During the 15 months under review, the group’s investment property portfolio was valued at $13,9 billion, which represented a capital loss of 11 percent compared to valuation performed as at September 30, 2020.

“The capital loss reflects the current portfolio’s CBD concentration.

”The Harare CBD sector has been negatively impacted by a reduction in space demand due to the worsening urban problems such as deteriorating building infrastructure, street trading, congestion, noise pollution and the attendant high building operating costs among others,” she said.

She said the firm would also pay attention to office parks, logistics, warehousing, retail and healthcare segments in order to diversify risk.

Mashonaland is already working on various residential projects in Harare’s Bluffhill and Ruwa areas in addition to a healthcare facility in Milton Park, in which the group will develop and lease a hospital at one of its properties.

Market watchers have guided segments like residential and warehousing to continue performing well due to firm demand.

”The anticipated growth in agriculture production as well as mining is expected to buoy demand for warehousing facilities while the retail segment is already registering firm demand supported mainly by small to medium enterprises.

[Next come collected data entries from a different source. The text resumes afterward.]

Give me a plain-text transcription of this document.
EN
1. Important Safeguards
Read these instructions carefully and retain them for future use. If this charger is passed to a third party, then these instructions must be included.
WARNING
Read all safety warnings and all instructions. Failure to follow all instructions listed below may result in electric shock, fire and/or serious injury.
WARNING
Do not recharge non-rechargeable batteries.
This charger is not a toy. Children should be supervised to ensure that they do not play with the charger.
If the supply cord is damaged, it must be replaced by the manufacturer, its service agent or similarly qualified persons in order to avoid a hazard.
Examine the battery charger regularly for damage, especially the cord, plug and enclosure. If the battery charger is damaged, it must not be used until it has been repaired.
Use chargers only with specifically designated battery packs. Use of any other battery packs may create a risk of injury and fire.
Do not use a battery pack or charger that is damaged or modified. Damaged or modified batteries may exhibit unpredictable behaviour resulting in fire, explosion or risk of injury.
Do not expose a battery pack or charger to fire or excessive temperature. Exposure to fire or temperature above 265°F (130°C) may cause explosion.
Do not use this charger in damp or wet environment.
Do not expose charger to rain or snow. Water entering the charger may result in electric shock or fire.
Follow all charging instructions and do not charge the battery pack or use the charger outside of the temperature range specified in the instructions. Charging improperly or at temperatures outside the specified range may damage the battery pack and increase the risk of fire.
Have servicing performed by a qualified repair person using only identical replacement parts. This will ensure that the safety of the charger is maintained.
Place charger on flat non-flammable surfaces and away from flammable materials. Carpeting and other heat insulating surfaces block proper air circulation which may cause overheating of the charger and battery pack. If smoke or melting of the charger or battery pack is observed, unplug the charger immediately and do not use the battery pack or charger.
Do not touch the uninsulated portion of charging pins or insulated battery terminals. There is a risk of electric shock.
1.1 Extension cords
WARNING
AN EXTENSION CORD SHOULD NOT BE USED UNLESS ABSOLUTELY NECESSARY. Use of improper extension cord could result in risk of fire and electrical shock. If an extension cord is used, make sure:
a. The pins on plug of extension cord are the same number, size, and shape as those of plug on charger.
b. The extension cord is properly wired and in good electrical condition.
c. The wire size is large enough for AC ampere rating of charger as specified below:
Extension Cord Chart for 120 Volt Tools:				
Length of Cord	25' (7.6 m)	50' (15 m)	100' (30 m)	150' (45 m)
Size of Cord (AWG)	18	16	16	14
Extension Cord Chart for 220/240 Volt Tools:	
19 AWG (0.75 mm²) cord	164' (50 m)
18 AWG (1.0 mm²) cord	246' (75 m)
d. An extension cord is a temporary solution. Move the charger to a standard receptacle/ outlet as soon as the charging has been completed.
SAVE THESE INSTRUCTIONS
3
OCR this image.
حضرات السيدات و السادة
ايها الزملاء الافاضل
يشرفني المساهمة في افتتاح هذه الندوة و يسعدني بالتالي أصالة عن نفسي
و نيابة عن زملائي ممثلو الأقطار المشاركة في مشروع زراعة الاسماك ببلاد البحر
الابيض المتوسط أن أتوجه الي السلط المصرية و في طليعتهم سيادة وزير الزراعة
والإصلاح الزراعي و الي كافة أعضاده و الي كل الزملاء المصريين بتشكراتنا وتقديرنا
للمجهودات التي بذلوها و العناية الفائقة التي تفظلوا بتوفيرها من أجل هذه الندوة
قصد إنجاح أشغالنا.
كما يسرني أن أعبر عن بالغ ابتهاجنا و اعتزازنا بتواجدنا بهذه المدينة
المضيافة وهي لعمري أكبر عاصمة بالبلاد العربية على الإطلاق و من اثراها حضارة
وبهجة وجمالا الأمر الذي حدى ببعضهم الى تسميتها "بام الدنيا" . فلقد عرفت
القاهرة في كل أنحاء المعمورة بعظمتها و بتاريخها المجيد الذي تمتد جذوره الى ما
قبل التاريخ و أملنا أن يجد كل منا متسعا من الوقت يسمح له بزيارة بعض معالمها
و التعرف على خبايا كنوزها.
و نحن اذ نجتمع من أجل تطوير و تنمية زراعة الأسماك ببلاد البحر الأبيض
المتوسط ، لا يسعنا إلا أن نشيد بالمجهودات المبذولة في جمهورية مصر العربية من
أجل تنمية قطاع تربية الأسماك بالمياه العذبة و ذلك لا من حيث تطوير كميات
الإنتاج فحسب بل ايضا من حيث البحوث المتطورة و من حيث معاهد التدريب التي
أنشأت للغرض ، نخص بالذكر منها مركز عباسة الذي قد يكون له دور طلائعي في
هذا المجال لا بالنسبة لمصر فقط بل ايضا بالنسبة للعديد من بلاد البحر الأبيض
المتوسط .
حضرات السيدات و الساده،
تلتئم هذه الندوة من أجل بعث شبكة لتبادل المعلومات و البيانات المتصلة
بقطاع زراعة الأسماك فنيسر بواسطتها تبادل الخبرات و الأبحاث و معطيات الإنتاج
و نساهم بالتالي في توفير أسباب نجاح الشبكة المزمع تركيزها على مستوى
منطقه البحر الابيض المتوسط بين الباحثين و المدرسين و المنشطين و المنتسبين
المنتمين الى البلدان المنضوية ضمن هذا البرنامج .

Another listed property firm, FMP has indicated an array of construction projects being undertaken from commercial, retail to residential and industrial warehousing facilities as they increase focus on their portfolio diversification.

The group is working on the expansion of the Arundel Office Park and has also commenced the development of a retail warehousing facility in Mbare, Harare.

This is in addition to the acquisition of a 4,3 hectares piece of land for residential development in Zvishavane as well as a US$390 000 worth of retail site in Chivhu.

The residential sector development activity has remained strong, and is expected to continue on a growth trajectory mainly supported by the informal sector of the economy and the diaspora community.